Cerrei meu punho e soquei a coisa bem no rosto. Pedaços de carne podre voaram sobre o impacto enquanto um líquido negro vazava do ferimento resultante.
De novo ele tentou passar por mim e eu soube que para mantê-lo no carro, por tento suficiente para afoga-lo, eu deveria morrer junto. Senti meu corpo anestesiado quando a água gelada atingiu meu queixo, meu coração lutava conta o frio e de súbito eu afundei segurando a minha última respiração em meus pulmões.

Segurei minha respiração, mas apenas para me preparar para uma gélida e sufocante morte. Esperava que não fosse dolorida.
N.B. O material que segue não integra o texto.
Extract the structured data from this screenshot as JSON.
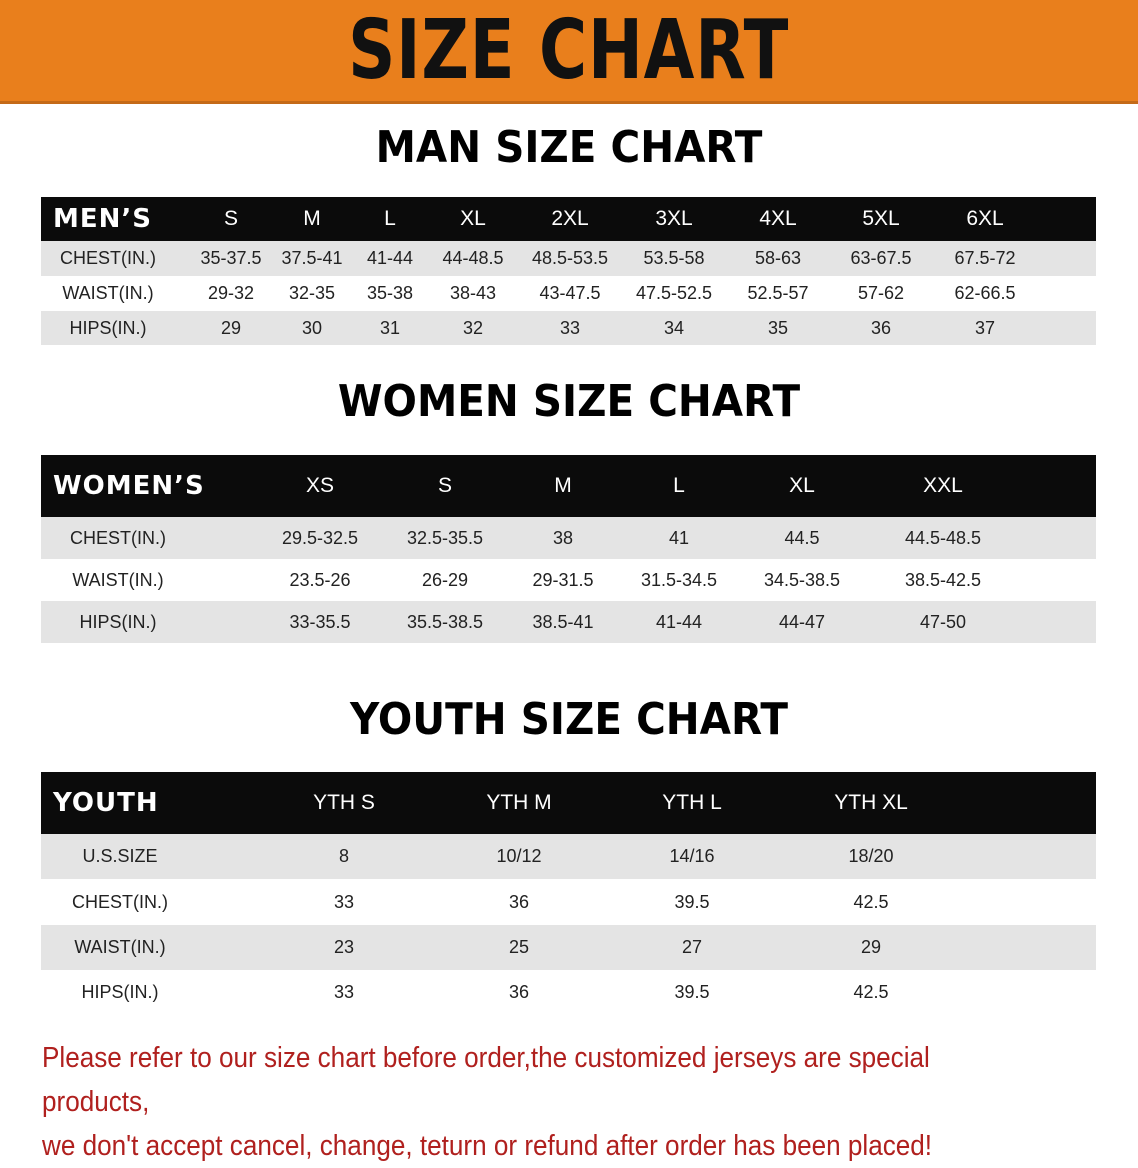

Meus pensamentos retornaram para Mary e minha família, e todo o tipo de tristeza e agonia que já havia algum dia me consumido, tomou novamente conta de mim, mas mantive forças e não permiti que a coisa passasse por mim e chegasse até a porta, segurando e lutando contra seus braços, olhei para baixo e eu vi.

Sua perna estava presa entre um banco e o chão do carro devido ao impacto da queda e, apesar de poder se mexer, não conseguiria sair.

Eu me virei imediatamente para a porta, mal podendo ver um metro a minha frente naquela água negra, mas havia o suficiente de luz vindo da lua para guiar meu caminho. Assim que eu cheguei a porta, o infeliz me agarrou e me puxou de volta para perto dele. Ele havia perdido a esperança de se salvar então queria que eu me afogasse com ele.

Nós lutamos pelo o que parecia ser uma década naquela gelada e amarga sepultura que era meu carro, lentamente afundando e afundando dentro da escuridão do lago. Eu sentia meu corpo implorando por ar, querendo expelir o pouco de ar que ainda havia em meus pulmões e engolir a água gélida.

Eu estou feliz em dizer que usei minha inteligência para sair daquele destino tão horrível. Orientando meu corpo, empurrei meus pés contra o painel do carro com força o suficiente para conseguir, finalmente, escapar das mãos escorregadias dele. Não lembro mais de muita coisa além de ouvir último grito de ódio do meu inimigo que ficou para morrer afogado no fundo daquele lago gelado.

Eu me vi caminhando pelo deserto frio, molhado, mas vivo. O ferimento no ombro me desacelerou, mas eu mantive o sangramento controlado pressionando com a minha outra mão. Levei mais ou menos duas horas para chegar em casa a pé, eu estou surpreso por não ter entrado em um colapso por exaustão oi hipotermia. Quando eu vi minha rua, tão familiar para mim, um sentimento de realização me preencheu. Um sentimento de orgulho e triunfo.

Eu tinha derrotado aquela coisa de uma vez por todas!